Söyledikleri kulağımda yankılanıyordu sanki
"Aşık?" Tüm söylediklerinden aklımda kalan tek kelime.
Gülümsedi. Elleri yanağımı okşuyordu
"Sırılsıklam" dedi
Dişlerimin hepsini gösterecek şekilde sırıtıyordum
"Ha bunu laf olsun diye demiyorum, gerçekten sırılsıklam aşık olmuştum. O an yağan yağmur ikimizide güzelce ıslatmıştı"
Ben neden o anı hatırlamıyordum?
"Anlatır mısın?" Konuşmasını istiyordum, benim bilmediğim ikimizin hikayesini anlatmasını istiyordum
Pasta tabağını komodinin üzerine bıraktı. Yatağa uzandı ve benide göğsüne çekti. Başımı göğsüne koydum, ve kokusunu içime çektim. Kokusu huzurdu, kokusu gözlerimi kapattıracak kadar huzur veriyordu...

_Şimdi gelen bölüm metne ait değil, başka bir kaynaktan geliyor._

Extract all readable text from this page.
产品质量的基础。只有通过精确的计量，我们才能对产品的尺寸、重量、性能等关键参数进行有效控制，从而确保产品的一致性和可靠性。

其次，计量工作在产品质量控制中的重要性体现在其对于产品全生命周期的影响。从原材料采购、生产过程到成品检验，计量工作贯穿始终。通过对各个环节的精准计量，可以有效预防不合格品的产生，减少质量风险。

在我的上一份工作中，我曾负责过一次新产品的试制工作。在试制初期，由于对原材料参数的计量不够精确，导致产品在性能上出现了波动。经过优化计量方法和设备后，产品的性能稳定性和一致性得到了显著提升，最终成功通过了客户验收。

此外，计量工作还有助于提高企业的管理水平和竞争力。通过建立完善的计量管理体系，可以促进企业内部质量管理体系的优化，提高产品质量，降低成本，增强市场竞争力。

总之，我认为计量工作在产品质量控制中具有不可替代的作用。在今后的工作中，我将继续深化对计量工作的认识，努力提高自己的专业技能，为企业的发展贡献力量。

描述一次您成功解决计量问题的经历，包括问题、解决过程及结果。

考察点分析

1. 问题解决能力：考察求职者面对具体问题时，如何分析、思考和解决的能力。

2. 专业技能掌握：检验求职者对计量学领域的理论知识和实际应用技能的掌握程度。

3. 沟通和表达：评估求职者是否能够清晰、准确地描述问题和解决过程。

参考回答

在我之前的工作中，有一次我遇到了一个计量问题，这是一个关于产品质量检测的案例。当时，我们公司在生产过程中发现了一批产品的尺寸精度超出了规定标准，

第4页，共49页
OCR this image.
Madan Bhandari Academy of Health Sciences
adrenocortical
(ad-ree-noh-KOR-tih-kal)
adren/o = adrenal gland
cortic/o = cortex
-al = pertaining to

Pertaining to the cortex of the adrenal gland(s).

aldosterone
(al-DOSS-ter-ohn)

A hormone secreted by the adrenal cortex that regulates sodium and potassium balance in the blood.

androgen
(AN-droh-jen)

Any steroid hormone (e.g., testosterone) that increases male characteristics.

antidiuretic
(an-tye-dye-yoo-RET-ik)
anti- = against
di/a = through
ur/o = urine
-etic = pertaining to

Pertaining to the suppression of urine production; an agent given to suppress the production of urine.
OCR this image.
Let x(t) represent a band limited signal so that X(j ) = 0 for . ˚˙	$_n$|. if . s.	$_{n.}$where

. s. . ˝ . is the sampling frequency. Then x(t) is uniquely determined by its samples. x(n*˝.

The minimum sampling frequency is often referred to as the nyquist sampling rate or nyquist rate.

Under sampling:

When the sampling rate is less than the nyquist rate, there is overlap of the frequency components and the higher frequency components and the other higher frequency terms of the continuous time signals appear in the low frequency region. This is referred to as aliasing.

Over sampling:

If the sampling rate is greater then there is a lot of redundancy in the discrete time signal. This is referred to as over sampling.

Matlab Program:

"İlk karşılaştığımız, benim seni ilk gördüğüm zamanı anlatayım. Bizim büyük ağaç var ya, çinar ağacı. Hani o gövdesinde sanki kalp şekli var... tüm aşıkların mekanı artık orası. Ama tabii eskiden öyle değildi, çok insan uğramazdı. Aslında o gün bende oraya hiç uğramayacaktım, ama işte kendimi orada bulmuştum. Seninle karşılaşacağımı bilseydim daha erkenden giderdim. Çinar ağacının yanına vardığımda orada biri olduğunu görünce geri dönmek istedim, çünkü yalnız kalmak istiyordum. Ama orada saçları havada uçuşan, parmak uçlarını ağacın gövdesinin üzerindeki kalp şeklinde gezdiren, ve heyecanla kendi kendine, ama sonradan anlamıştım ağaçla konuştuğunu" dedi gülerek.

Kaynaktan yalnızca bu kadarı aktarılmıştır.